CSV would have to comply with http://tools.ietf.org/html/rfc4180

A typical line in the CSV file might look like:

id      ,dc.contributor.author                               ,dc.title
2292/367,"Lewis, Stuart||Hayes, Leonie||Newton-Wade, Vanessa",How to say ""Hello""
2292/368,"Jones, John"                                       ,A simple title
2292/369,"Jones, John"                                       ,A complex title

When the file is uploaded, the changes will be highlighted for confirmation, and then if you confirm this is OK, they will be applied. E.g.:

id      ,dc.contributor.author                               ,dc.title
2292/367,"Lewis, Stuart||Hayes, Leonie||Newton-Wade, Vanessa",How to say ""Goodbye""
2292/368,"Jones, John||Smith, Simon"                         ,A simple title
2292/369,"Jones, John"                                       ,A complex title

When uploading this, it would say:

Item 2292/367: Changed: dc.contributor.author: Was: 'How to say 'Hello"' Now: 'How to say "Goodbye"'
Item 2292/368: Changed: dc.title: Was: 'Jones, John' Now: 'Jones, John' and 'Smith, Simon'
Item 2292/369: No changes

Commit changes to the database?

How to get the best out of the Batch Metadata Editing tool - Updated 28/7/09 Leonie Hayes

After exporting the results from your collection in a csv file, I found it much easier to follow these steps:

Vanderbilt University

http://xserve2.reuther.wayne.edu/SPT--BrowseResources.php

I found it very useful.

MIT

We have identified several use cases for which administrative, batch-oriented tools that operate with smaller granularity than DSpace item could be useful.
Examples: individual metadata field addition/deletion/replacement, likewise bitstream.
Will likely be delivered as extensions to ItemImporter or a new app.

We concur with the batch metadata editing features as listed above, especially the first 4 bullet points.

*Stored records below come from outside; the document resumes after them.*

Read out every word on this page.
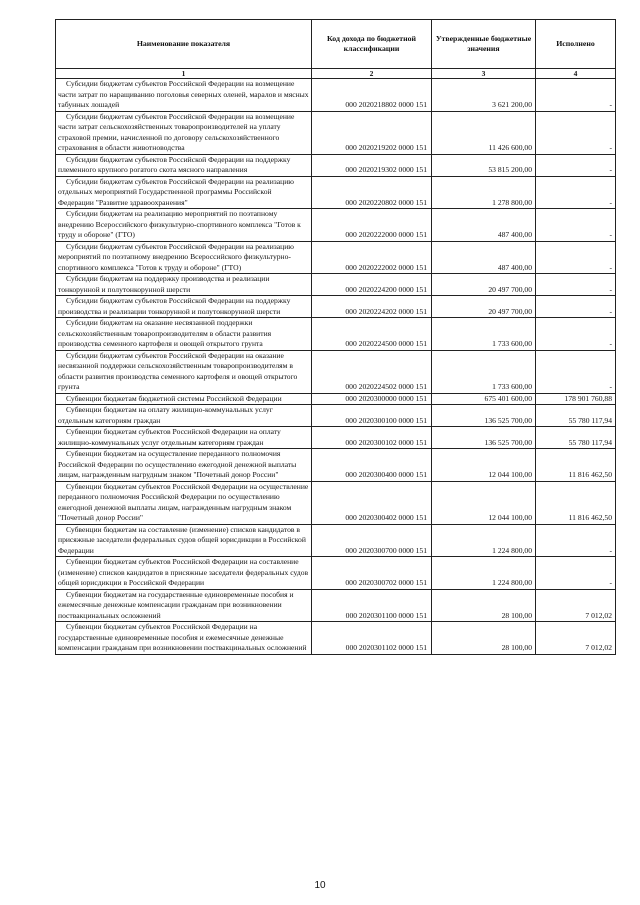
Наименование показателя	Код дохода по бюджетной классификации	Утвержденные бюджетные значения	Исполнено
1	2	3	4
Субсидии бюджетам субъектов Российской Федерации на возмещение части затрат по наращиванию поголовья северных оленей, маралов и мясных табунных лошадей	000 2020218802 0000 151	3 621 200,00	-
Субсидии бюджетам субъектов Российской Федерации на возмещение части затрат сельскохозяйственных товаропроизводителей на уплату страховой премии, начисленной по договору сельскохозяйственного страхования в области животноводства	000 2020219202 0000 151	11 426 600,00	-
Субсидии бюджетам субъектов Российской Федерации на поддержку племенного крупного рогатого скота мясного направления	000 2020219302 0000 151	53 815 200,00	-
Субсидии бюджетам субъектов Российской Федерации на реализацию отдельных мероприятий Государственной программы Российской Федерации "Развитие здравоохранения"	000 2020220802 0000 151	1 278 800,00	-
Субсидии бюджетам на реализацию мероприятий по поэтапному внедрению Всероссийского физкультурно-спортивного комплекса "Готов к труду и обороне" (ГТО)	000 2020222000 0000 151	487 400,00	-
Субсидии бюджетам субъектов Российской Федерации на реализацию мероприятий по поэтапному внедрению Всероссийского физкультурно-спортивного комплекса "Готов к труду и обороне" (ГТО)	000 2020222002 0000 151	487 400,00	-
Субсидии бюджетам на поддержку производства и реализации тонкорунной и полутонкорунной шерсти	000 2020224200 0000 151	20 497 700,00	-
Субсидии бюджетам субъектов Российской Федерации на поддержку производства и реализации тонкорунной и полутонкорунной шерсти	000 2020224202 0000 151	20 497 700,00	-
Субсидии бюджетам на оказание несвязанной поддержки сельскохозяйственным товаропроизводителям в области развития производства семенного картофеля и овощей открытого грунта	000 2020224500 0000 151	1 733 600,00	-
Субсидии бюджетам субъектов Российской Федерации на оказание несвязанной поддержки сельскохозяйственным товаропроизводителям в области развития производства семенного картофеля и овощей открытого грунта	000 2020224502 0000 151	1 733 600,00	-
Субвенции бюджетам бюджетной системы Российской Федерации	000 2020300000 0000 151	675 401 600,00	178 901 760,88
Субвенции бюджетам на оплату жилищно-коммунальных услуг отдельным категориям граждан	000 2020300100 0000 151	136 525 700,00	55 780 117,94
Субвенции бюджетам субъектов Российской Федерации на оплату жилищно-коммунальных услуг отдельным категориям граждан	000 2020300102 0000 151	136 525 700,00	55 780 117,94
Субвенции бюджетам на осуществление переданного полномочия Российской Федерации по осуществлению ежегодной денежной выплаты лицам, награжденным нагрудным знаком "Почетный донор России"	000 2020300400 0000 151	12 044 100,00	11 816 462,50
Субвенции бюджетам субъектов Российской Федерации на осуществление переданного полномочия Российской Федерации по осуществлению ежегодной денежной выплаты лицам, награжденным нагрудным знаком "Почетный донор России"	000 2020300402 0000 151	12 044 100,00	11 816 462,50
Субвенции бюджетам на составление (изменение) списков кандидатов в присяжные заседатели федеральных судов общей юрисдикции в Российской Федерации	000 2020300700 0000 151	1 224 800,00	-
Субвенции бюджетам субъектов Российской Федерации на составление (изменение) списков кандидатов в присяжные заседатели федеральных судов общей юрисдикции в Российской Федерации	000 2020300702 0000 151	1 224 800,00	-
Субвенции бюджетам на государственные единовременные пособия и ежемесячные денежные компенсации гражданам при возникновении поствакцинальных осложнений	000 2020301100 0000 151	28 100,00	7 012,02
Субвенции бюджетам субъектов Российской Федерации на государственные единовременные пособия и ежемесячные денежные компенсации гражданам при возникновении поствакцинальных осложнений	000 2020301102 0000 151	28 100,00	7 012,02
10
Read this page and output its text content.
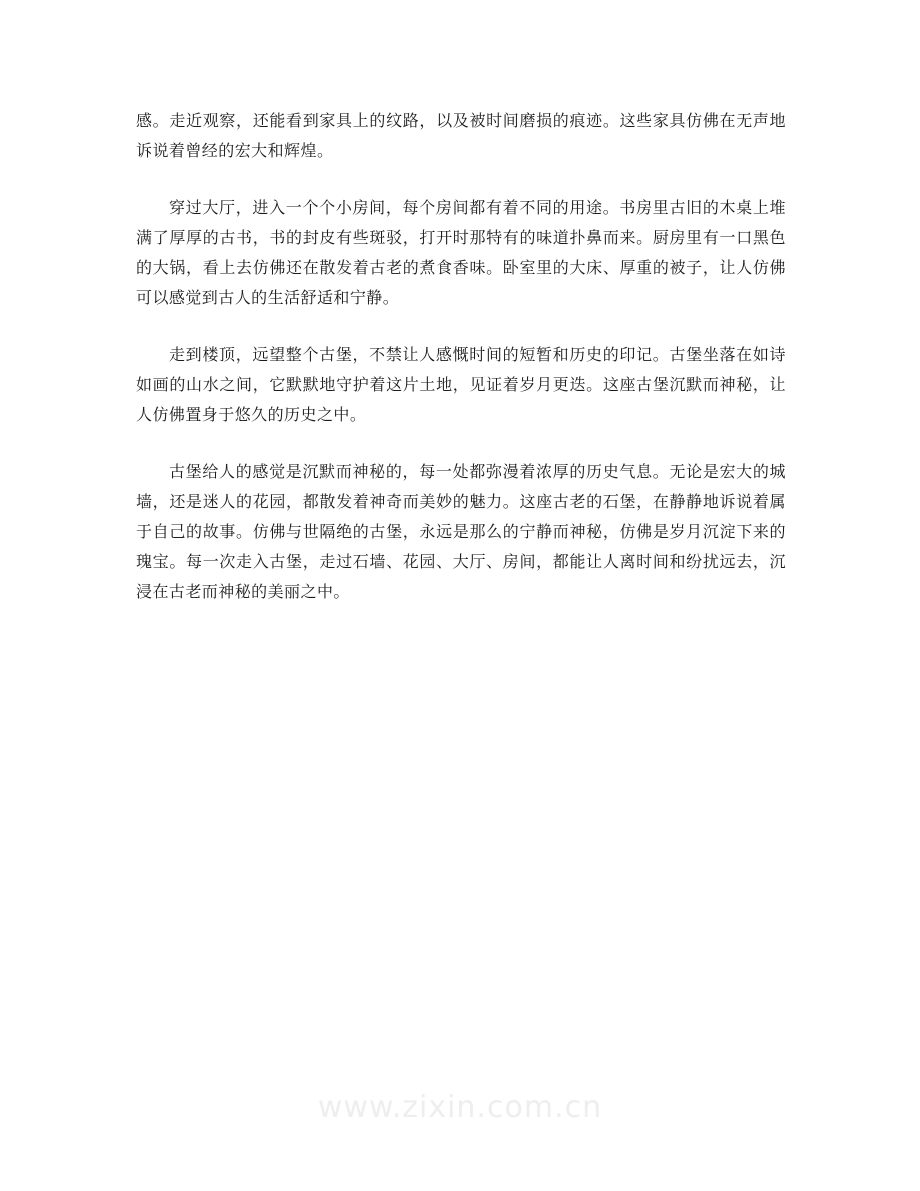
感。走近观察，还能看到家具上的纹路，以及被时间磨损的痕迹。这些家具仿佛在无声地诉说着曾经的宏大和辉煌。

穿过大厅，进入一个个小房间，每个房间都有着不同的用途。书房里古旧的木桌上堆满了厚厚的古书，书的封皮有些斑驳，打开时那特有的味道扑鼻而来。厨房里有一口黑色的大锅，看上去仿佛还在散发着古老的煮食香味。卧室里的大床、厚重的被子，让人仿佛可以感觉到古人的生活舒适和宁静。

走到楼顶，远望整个古堡，不禁让人感慨时间的短暂和历史的印记。古堡坐落在如诗如画的山水之间，它默默地守护着这片土地，见证着岁月更迭。这座古堡沉默而神秘，让人仿佛置身于悠久的历史之中。

古堡给人的感觉是沉默而神秘的，每一处都弥漫着浓厚的历史气息。无论是宏大的城墙，还是迷人的花园，都散发着神奇而美妙的魅力。这座古老的石堡，在静静地诉说着属于自己的故事。仿佛与世隔绝的古堡，永远是那么的宁静而神秘，仿佛是岁月沉淀下来的瑰宝。每一次走入古堡，走过石墙、花园、大厅、房间，都能让人离时间和纷扰远去，沉浸在古老而神秘的美丽之中。

www.zixin.com.cn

I think this captures most of what we want, but just wanted to add the following:

Also, if I may digress slightly, a somewhat different need, although similar in kind, concerns working with bitstreams:

For example, we have a use-case where we would like to add another category or bitstream to groups of items without having to reload the entire record.

Harvard OSC

We were also thinking of export and import in a tabular format like CSV, that looks fine.

Consider, though, that each metadata value actually has several components:

  1. The text value
  2. Language code (optional)
  3. "Place" index (used for ordering multiple values, optional)
  4. in the future, possibly authority control key

Given that multiple values of the same field occur frequently, I think it would make sense for the tabular format to have one value per row, broken out into its components. That also makes it easier to add a column for authority control someday.

On ingest, I'd recommend coding each row as a specific instruction, saying "delete the value matching this tuple of (Item, field, value, language)", and "add this new metadata value". Thus a change of value becomes two distinct operations (rows?). The columns might look like

Handle, schema, element, qualifier, language, ADD|DELETE, value, place, etc..

Also consider how to handle failures – does the whole operation either succeed or fail? (Not recommended, since it could end up being too huge a transaction for the RDBMS.) Does each Item succeed or fail on its own, or each row operation? The ingest process ought to produce a report of what succeeded and what failed.

See Authority+Control+of+Metadata+Values for a proposed change to the data model that would affect this project – and vice versa; this facility is another justification for making unattended ingest of metadata work properly with authority control.

Re Bitstream management, couldn't that also be done by MediaFilters? The LNI does give you a resource model down to the Bitstream level, although I don't believe the PUT verb was ever implemented to add them, and no DELETE was ever implemented at all. It would be straightforward to do as an LNI extension.